Tuesday, May 17, 2016 — Today Treato revealed that conversations in online health forums about serious, life-altering side effects from Essure, the permanent birth control device, started in 2002, the year the device was approved and 14 years before the FDA issued a product warning. In 2008 negative online conversations about Essure outweighed positive online conversations, a trend which has continued every year since. Patient advocacy groups have asked Congress to investigate the FDA’s February-announced decision to mandate a black box warning for Essure; the advocacy groups want the product withdrawn from the market. Essure has reportedly been linked with 300 fetal deaths and the FDA has received more than 10,000 complaints about the product.
An in-depth analysis by Treato revealed that in early online conversations there was little recognition of how common the side effects were among women. Women most frequently discussed experiencing debilitating cramping, abnormal bleeding, weight gain, joint pain, migraines, ovarian cysts, hot flashes and night sweats. Women affected by Essure were wondering whether their experience was unique or if others had had similar experiences. By 2010, women are increasingly using social media forums to connect the dots and discovering there were many women experiencing the same side effects as them.
Women’s attitudes about doctors shifted as more information about Essure became available. Before 2006, doctors were rarely blamed when the procedure didn’t go as planned. Women reported that their doctors were telling them that their experience was unique and serious side effects hadn’t been reported. By 2010 women started to blame their doctors for improperly and irresponsibly inserting the device as many doctors couldn’t find the coils they implanted in the women’s bodies. Women discussed filing malpractice suits because they felt their doctors didn’t alert them to Essure’s risks. By 2015 doctors became de-emphasized within online conversations as the blame shifts from doctors to Bayer, the manufacture, and the FDA. When now discussing doctors online, women are discussing trying to find a doctor willing to do a hysterectomy to remove the device.
Nickel allergies became one of the most common sub-topics women were discussing related to Essure. According to Dr. Peter Schalock of Harvard Medical School, the device is 55 percent nickel and 20 percent of women are known to be nickel-allergic. Many women expressed anger at their doctors for not testing them. Women attributed the nickel in the device to the cause of the development of autoimmune disorders that didn’t previously exist as well as reduction of quality of life such as an interruption to their work lives.
“The importance of social data analysis for adverse event reporting is seen through the thousands of online conversations about Essure’s life-altering effects on women,” says Ido Hadari, CEO of Treato. "Regulators need evolve their safety monitoring strategies with the new technologies available so they are accurately seeing the full picture of patients' experiences."
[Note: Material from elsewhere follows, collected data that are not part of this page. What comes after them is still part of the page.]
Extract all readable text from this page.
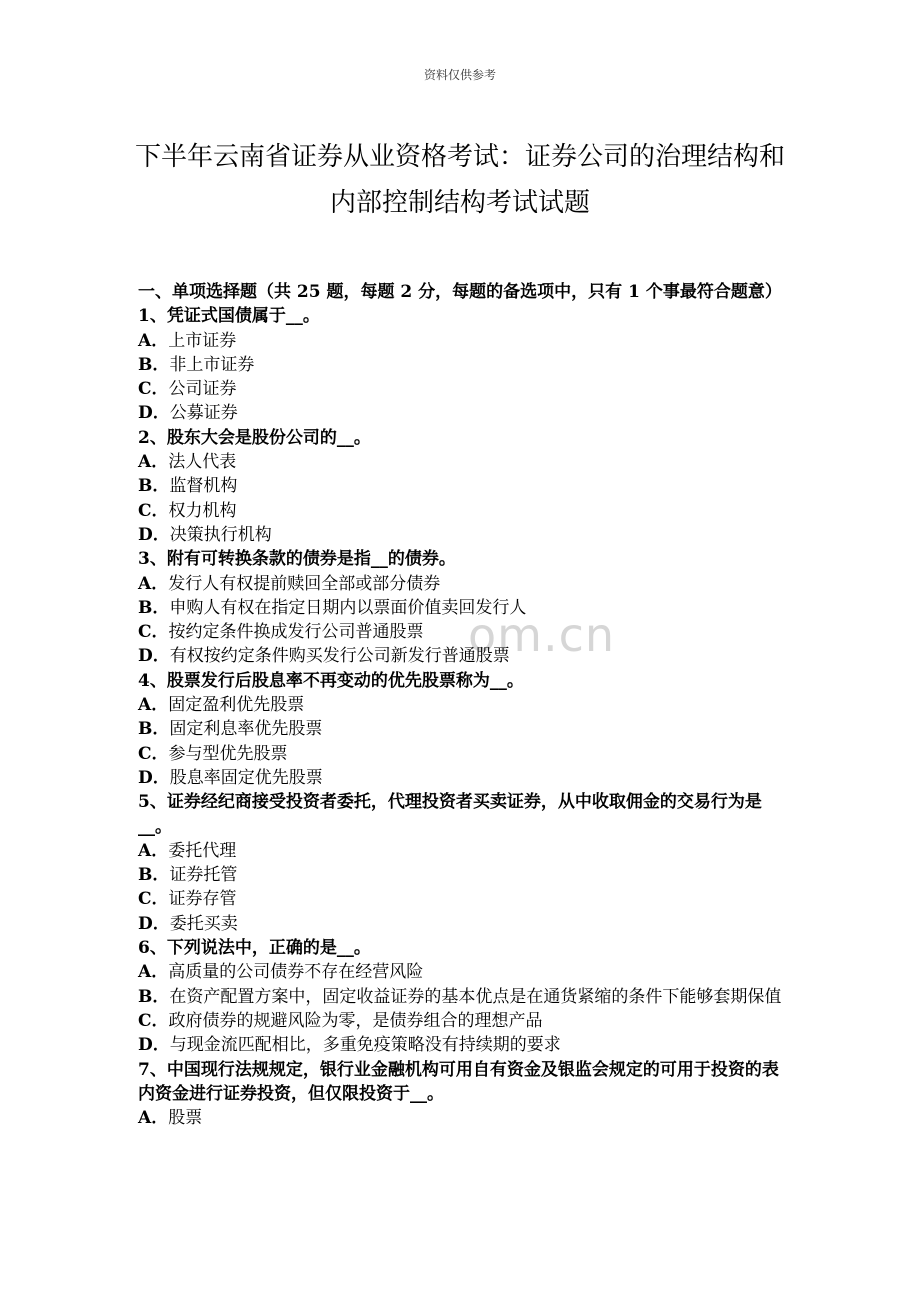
资料仅供参考
下半年云南省证券从业资格考试：证券公司的治理结构和
内部控制结构考试试题
om.cn
一、单项选择题（共 25 题，每题 2 分，每题的备选项中，只有 1 个事最符合题意）
1、凭证式国债属于__。
A．上市证券
B．非上市证券
C．公司证券
D．公募证券
2、股东大会是股份公司的__。
A．法人代表
B．监督机构
C．权力机构
D．决策执行机构
3、附有可转换条款的债券是指__的债券。
A．发行人有权提前赎回全部或部分债券
B．申购人有权在指定日期内以票面价值卖回发行人
C．按约定条件换成发行公司普通股票
D．有权按约定条件购买发行公司新发行普通股票
4、股票发行后股息率不再变动的优先股票称为__。
A．固定盈利优先股票
B．固定利息率优先股票
C．参与型优先股票
D．股息率固定优先股票
5、证券经纪商接受投资者委托，代理投资者买卖证券，从中收取佣金的交易行为是__。
A．委托代理
B．证券托管
C．证券存管
D．委托买卖
6、下列说法中，正确的是__。
A．高质量的公司债券不存在经营风险
B．在资产配置方案中，固定收益证券的基本优点是在通货紧缩的条件下能够套期保值
C．政府债券的规避风险为零，是债券组合的理想产品
D．与现金流匹配相比，多重免疫策略没有持续期的要求
7、中国现行法规规定，银行业金融机构可用自有资金及银监会规定的可用于投资的表内资金进行证券投资，但仅限投资于__。
A．股票
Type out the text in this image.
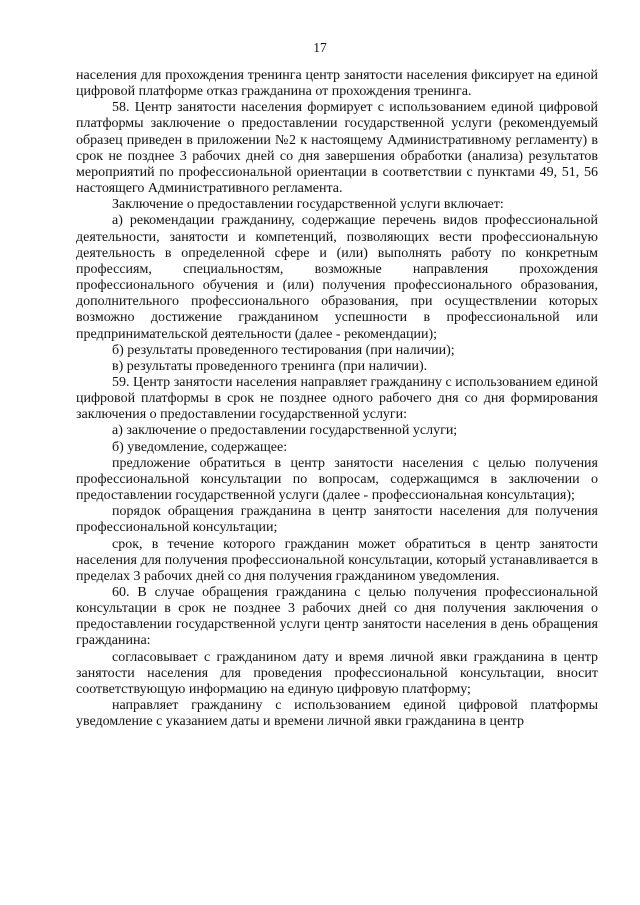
17

населения для прохождения тренинга центр занятости населения фиксирует на единой цифровой платформе отказ гражданина от прохождения тренинга.

58. Центр занятости населения формирует с использованием единой цифровой платформы заключение о предоставлении государственной услуги (рекомендуемый образец приведен в приложении №2 к настоящему Административному регламенту) в срок не позднее 3 рабочих дней со дня завершения обработки (анализа) результатов мероприятий по профессиональной ориентации в соответствии с пунктами 49, 51, 56 настоящего Административного регламента.

Заключение о предоставлении государственной услуги включает:

а) рекомендации гражданину, содержащие перечень видов профессиональной деятельности, занятости и компетенций, позволяющих вести профессиональную деятельность в определенной сфере и (или) выполнять работу по конкретным профессиям, специальностям, возможные направления прохождения профессионального обучения и (или) получения профессионального образования, дополнительного профессионального образования, при осуществлении которых возможно достижение гражданином успешности в профессиональной или предпринимательской деятельности (далее - рекомендации);

б) результаты проведенного тестирования (при наличии);

в) результаты проведенного тренинга (при наличии).

59. Центр занятости населения направляет гражданину с использованием единой цифровой платформы в срок не позднее одного рабочего дня со дня формирования заключения о предоставлении государственной услуги:

а) заключение о предоставлении государственной услуги;

б) уведомление, содержащее:

предложение обратиться в центр занятости населения с целью получения профессиональной консультации по вопросам, содержащимся в заключении о предоставлении государственной услуги (далее - профессиональная консультация);

порядок обращения гражданина в центр занятости населения для получения профессиональной консультации;

срок, в течение которого гражданин может обратиться в центр занятости населения для получения профессиональной консультации, который устанавливается в пределах 3 рабочих дней со дня получения гражданином уведомления.

60. В случае обращения гражданина с целью получения профессиональной консультации в срок не позднее 3 рабочих дней со дня получения заключения о предоставлении государственной услуги центр занятости населения в день обращения гражданина:

согласовывает с гражданином дату и время личной явки гражданина в центр занятости населения для проведения профессиональной консультации, вносит соответствующую информацию на единую цифровую платформу;

направляет гражданину с использованием единой цифровой платформы уведомление с указанием даты и времени личной явки гражданина в центр
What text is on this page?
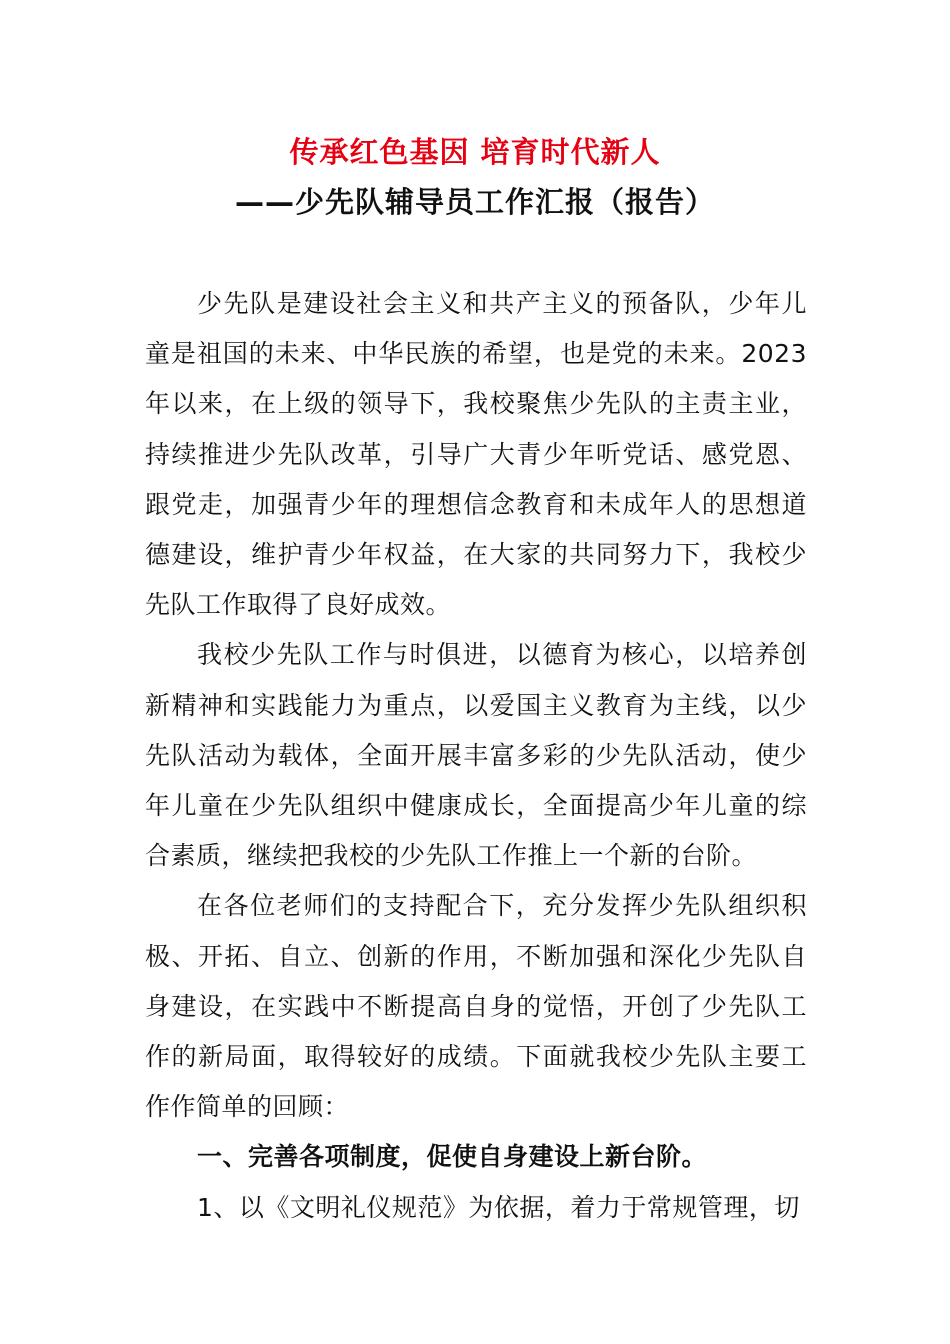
传承红色基因 培育时代新人
——少先队辅导员工作汇报（报告）

少先队是建设社会主义和共产主义的预备队，少年儿童是祖国的未来、中华民族的希望，也是党的未来。2023年以来，在上级的领导下，我校聚焦少先队的主责主业，持续推进少先队改革，引导广大青少年听党话、感党恩、跟党走，加强青少年的理想信念教育和未成年人的思想道德建设，维护青少年权益，在大家的共同努力下，我校少先队工作取得了良好成效。

我校少先队工作与时俱进，以德育为核心，以培养创新精神和实践能力为重点，以爱国主义教育为主线，以少先队活动为载体，全面开展丰富多彩的少先队活动，使少年儿童在少先队组织中健康成长，全面提高少年儿童的综合素质，继续把我校的少先队工作推上一个新的台阶。

在各位老师们的支持配合下，充分发挥少先队组织积极、开拓、自立、创新的作用，不断加强和深化少先队自身建设，在实践中不断提高自身的觉悟，开创了少先队工作的新局面，取得较好的成绩。下面就我校少先队主要工作作简单的回顾：

一、完善各项制度，促使自身建设上新台阶。

1、以《文明礼仪规范》为依据，着力于常规管理，切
For more information about Treato’s Essure data analysis.
TreatoVoice is a unique data asset that continuously collects and analyzes more than two and a half billion patient and caregiver conversations happening across the Internet in real-time to understand what patients are saying about their experiences with their conditions and treatments. For this data analysis Treato collected more than 17,000 online discussions about Essure from 2002 to present. Through a discourse analysis lens Treato qualitatively reviewed sample sets of posts from three distinct time frames: 2002, 2010 and 2015.